In the case of Mr. Johnson, it kind of reminded me of being a captain of a ship making a daring move....a ship does not move quickly, once the decision to make a move is made it is challenging to change course, and the end results can produce severe consequences, both good and bad. History is filled with daring maritime moves which come to mind....HMS King George and HMS Rodney (they are the ships that sank the Bismarck), the Costa Concordia (wreckage off the coast of Italy is still being removed), the Titanic are a few. In some instances, there were positive outcomes, and in others, there were negatives.
JCP and the Fair and Square Plan were a little different than the consequences of the ships above, as there were both positive and negative outcomes.
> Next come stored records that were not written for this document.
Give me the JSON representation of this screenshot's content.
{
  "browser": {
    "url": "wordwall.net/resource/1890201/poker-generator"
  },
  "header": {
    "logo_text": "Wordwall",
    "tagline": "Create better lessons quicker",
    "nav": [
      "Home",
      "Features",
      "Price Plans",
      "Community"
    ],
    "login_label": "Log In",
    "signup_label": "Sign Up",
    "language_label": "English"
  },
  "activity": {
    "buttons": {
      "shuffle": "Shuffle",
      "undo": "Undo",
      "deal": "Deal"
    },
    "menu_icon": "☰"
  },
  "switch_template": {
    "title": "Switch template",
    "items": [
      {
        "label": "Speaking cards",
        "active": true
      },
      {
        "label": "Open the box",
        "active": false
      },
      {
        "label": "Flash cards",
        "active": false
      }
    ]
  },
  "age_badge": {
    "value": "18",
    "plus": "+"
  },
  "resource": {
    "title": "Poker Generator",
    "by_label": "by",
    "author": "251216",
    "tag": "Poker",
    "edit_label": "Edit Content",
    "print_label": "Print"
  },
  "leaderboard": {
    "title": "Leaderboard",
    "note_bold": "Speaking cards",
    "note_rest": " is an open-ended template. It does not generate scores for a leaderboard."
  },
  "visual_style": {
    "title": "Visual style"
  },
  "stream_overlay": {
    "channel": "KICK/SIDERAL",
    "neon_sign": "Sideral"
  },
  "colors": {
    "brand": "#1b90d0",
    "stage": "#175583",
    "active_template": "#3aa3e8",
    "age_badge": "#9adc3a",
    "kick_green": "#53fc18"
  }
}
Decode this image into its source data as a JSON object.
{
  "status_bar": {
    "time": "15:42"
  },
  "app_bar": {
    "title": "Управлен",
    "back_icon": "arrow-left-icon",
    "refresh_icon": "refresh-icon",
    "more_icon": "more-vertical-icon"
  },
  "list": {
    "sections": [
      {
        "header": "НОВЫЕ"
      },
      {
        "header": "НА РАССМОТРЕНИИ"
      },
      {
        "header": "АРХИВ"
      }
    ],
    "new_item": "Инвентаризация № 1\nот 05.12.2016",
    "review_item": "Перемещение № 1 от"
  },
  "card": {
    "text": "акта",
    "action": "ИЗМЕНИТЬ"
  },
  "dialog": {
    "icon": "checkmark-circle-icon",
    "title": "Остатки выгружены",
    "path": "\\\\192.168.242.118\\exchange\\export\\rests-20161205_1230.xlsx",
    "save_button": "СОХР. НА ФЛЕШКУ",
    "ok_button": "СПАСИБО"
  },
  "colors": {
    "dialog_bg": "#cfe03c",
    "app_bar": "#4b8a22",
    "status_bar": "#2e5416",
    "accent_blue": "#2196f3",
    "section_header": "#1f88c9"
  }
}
On the negative side, there are the obvious answers - substantial loss of revenue, market cap, and market share - all of which led to Mr. Johnson's termination. However, the strategy highlighted a major changing demographic, which is the evolution of online shopping and decreasing market share of the traditional retail department stores. One can see this in the market with the rise of institutions such as Amazon.com and Zappos, combined with the substantial decline of old-school stores such as Sears and JCP.
One final note to consider with this case is the rise of technology and smart phones. Many successful retailers have discovered that to be competitive, it is imperative to leverage technology as consumers tend to like their gadgets. The online retailers mentioned above have demonstrated mastery with this new technology and have successfully utilized it as a competitive advantage. In addition, many smart retailers have adopted electronic coupons which not only cut the cost of paper printing, but can be delivered directly to the smartphone many of us have become so dependent on. This is a major point for the JCP case - coupon use is on the rise (as tends to be the case during a recession), and the perception of a sale can carry a business during such times of financial hardship. Let's be honest - everyone likes a deal, and a coupon is one of the best ways to let the consumer think they are getting a great deal.
Mr. Johnson made some radical changes to how JCP did business. Let's be honest - radical change will result in either radical success or substantial failure, as there is no real middle ground. I think it would be appropriate to give him credit for understanding that the traditional model of business was no longer viable, and that for the organization to survive, radical changes needed to be implemented. However, the changes he chose were too radical as demonstrated by substantial decline in sales. Perhaps could have been phased in over time to be successful, but then one must consider the brand identity associated with JCP versus that of a Wal-Mart (low-price leadership).